Отодвинулась, ударив кулаком по его груди, сделала шаг назад. Опустила глаза, прикрыла, а затем посмотрела на него зло, с претензией. Было еще кое-что, что я хотела обсудить.
Я долго думала, он молчал. И когда развернулся…
— Тагир, — мой глухой злой шепот. Не желала я произносить его имя, но он единственный, кто имеет доступ на родину и сможет мне помочь.
— Да? — спросил будто с надеждой, но мне, скорее всего, показалось.
— Махр, — сиплю, трогаю заболевшее от натуги горло. А дальше беру себя в руки и говорю уже с претензией, желая занять главенствующую позицию. — Ты должен мне махр.
Он застывает, слегка улыбается, но как-то грустно.
— Я не отказываюсь, Ясмина. Что бы ты хотела, бриллиантовый гарнитур, бизнес?
Усмехнулась, понимая, что таковы реалии его окружения. Все заточены лишь на богатство и статус. Стало зябко, обхватила себя за плечи. Только гордо вздернула подбородок, стискивая челюсти.
— Я хочу Ахилла, коня Аслана, — процедила, а затем отвернулась, прикрыв глаза, не в силах смотреть на него. Чувство ностальгии с новой силой обрушилось на меня.
Он молчал, слишком долго. Пришлось повернуться и посмотреть на мужчину. Тот, не отрываясь, смотрел прямо на меня, казалось, заглядывая в душу.
— Все лошади твоего… Брата, — замялся, словно не мог произнести его имя. — В моей конюшне. Мы можем съездить туда в любое время, мне нужно лишь завершить дела.
Застываю, не зная, какие именно эмоции вызвали его слова и действия. Это не укладывалось в голове. Молчала, не зная, что сказать.
— Но Ахилл предназначен моему сыну. Нашему, — прошептал Юсупов, глядя на меня больными глазами. — Выбери что-то другое в качестве махра, Ясмина.
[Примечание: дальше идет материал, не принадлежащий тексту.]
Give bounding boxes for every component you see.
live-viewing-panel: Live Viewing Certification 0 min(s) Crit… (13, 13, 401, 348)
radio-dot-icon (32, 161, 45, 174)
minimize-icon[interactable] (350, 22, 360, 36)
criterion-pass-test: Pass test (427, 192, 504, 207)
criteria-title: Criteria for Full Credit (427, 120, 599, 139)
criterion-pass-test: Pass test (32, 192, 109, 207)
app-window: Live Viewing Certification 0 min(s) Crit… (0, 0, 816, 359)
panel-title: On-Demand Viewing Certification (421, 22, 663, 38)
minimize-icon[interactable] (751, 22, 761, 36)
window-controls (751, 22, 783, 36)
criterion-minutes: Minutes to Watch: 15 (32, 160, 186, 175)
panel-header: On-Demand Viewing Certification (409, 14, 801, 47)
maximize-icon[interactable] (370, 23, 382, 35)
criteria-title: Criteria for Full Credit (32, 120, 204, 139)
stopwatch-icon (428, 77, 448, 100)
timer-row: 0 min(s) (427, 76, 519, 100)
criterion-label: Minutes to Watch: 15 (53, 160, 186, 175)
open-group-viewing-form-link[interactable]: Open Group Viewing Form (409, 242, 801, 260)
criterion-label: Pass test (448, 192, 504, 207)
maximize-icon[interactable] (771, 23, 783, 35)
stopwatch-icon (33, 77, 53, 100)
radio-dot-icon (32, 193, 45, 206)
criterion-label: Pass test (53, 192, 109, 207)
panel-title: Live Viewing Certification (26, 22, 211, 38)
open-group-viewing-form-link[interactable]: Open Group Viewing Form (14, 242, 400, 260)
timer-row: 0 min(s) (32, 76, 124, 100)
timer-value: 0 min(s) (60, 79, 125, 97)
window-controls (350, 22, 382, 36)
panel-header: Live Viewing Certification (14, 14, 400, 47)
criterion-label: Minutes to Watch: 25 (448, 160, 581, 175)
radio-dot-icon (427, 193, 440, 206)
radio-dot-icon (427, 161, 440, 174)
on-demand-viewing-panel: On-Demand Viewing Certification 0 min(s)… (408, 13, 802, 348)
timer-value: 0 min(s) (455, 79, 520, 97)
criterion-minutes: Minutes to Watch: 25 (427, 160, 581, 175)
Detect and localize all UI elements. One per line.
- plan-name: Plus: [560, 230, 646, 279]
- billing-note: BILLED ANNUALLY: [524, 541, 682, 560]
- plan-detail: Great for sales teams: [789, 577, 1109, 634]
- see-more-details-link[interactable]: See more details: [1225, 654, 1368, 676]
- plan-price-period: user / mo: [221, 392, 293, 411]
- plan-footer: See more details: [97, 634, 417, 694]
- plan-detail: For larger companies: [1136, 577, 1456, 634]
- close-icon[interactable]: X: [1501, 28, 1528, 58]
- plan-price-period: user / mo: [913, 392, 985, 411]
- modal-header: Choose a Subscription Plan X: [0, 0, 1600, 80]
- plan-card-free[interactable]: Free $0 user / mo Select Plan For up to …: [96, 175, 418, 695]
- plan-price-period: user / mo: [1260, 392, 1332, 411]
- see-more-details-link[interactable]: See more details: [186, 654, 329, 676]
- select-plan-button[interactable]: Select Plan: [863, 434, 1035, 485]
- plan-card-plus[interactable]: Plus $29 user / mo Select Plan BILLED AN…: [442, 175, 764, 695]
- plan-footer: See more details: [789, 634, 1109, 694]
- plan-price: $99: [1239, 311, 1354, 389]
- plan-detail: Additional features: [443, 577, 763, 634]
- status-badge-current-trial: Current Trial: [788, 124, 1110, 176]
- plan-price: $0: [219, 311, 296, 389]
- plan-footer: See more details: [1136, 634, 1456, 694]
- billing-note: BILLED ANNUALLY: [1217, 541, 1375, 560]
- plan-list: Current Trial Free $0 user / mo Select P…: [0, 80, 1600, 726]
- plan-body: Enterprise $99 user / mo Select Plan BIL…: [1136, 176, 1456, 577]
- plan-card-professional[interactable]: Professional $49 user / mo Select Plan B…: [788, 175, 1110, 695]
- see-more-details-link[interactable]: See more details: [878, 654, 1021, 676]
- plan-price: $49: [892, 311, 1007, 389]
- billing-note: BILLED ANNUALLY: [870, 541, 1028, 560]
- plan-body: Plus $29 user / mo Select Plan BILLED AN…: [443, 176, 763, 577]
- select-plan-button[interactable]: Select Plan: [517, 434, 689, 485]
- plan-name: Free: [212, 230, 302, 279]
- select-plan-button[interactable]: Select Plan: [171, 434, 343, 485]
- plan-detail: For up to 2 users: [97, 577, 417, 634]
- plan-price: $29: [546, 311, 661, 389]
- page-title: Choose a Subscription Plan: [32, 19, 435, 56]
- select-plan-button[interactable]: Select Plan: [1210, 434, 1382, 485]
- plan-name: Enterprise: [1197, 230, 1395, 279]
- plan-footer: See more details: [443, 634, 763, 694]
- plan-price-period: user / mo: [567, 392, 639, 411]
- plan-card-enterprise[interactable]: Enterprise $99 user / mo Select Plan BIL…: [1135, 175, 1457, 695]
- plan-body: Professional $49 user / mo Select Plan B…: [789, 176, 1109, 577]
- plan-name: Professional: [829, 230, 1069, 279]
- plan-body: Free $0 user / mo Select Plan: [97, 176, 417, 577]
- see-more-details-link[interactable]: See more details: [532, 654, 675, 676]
Поджала губы и напряглась, чтобы не расплакаться при нем. Не место и не время.
— Я могу быть не беременна, — поджала губы, понимая, что он торопит события, которые привели к нашему союзу.
— Я записал тебя к гинекологу на завтра. Обоснуемся вечером в новом доме, а с утра поедем вместе. Тогда и узнаем.
— Ясно.
Смогла дать лишь короткий ответ. Часто задышала, желая, чтобы сейчас он ушел. Всё это оказалось выше моих сил.
— Ты выглядишь изможденной. Думаю, тебе стоит поговорить с женщиной. С ма… — осекается, вспомнив неприятную сцену в больнице. — Можешь позвонить своей тете Зулихе. Помню, ты всегда была с ней близка.
— У нее своих проблем хватает, — хмыкаю невесело.
Он молчит, словно хочет что-то сказать, но не решается.
— Я решил этот вопрос. Больше мои люди не побеспокоят ее.
Сначала не понимаю, что он говорит, а затем вскидываю голову, бешено стискивая челюсти. Злость новой волной накрывает меня с головой.
— Ты… Да как ты… Она же… — задыхалась, не зная, что сказать.
— Я компенсировал ей неудобства деньгами.
Будто это всё, что меня волнует. Разве это в порядке вещей — вмешиваться в чужую жизнь и портить чужое ради достижения своих целей?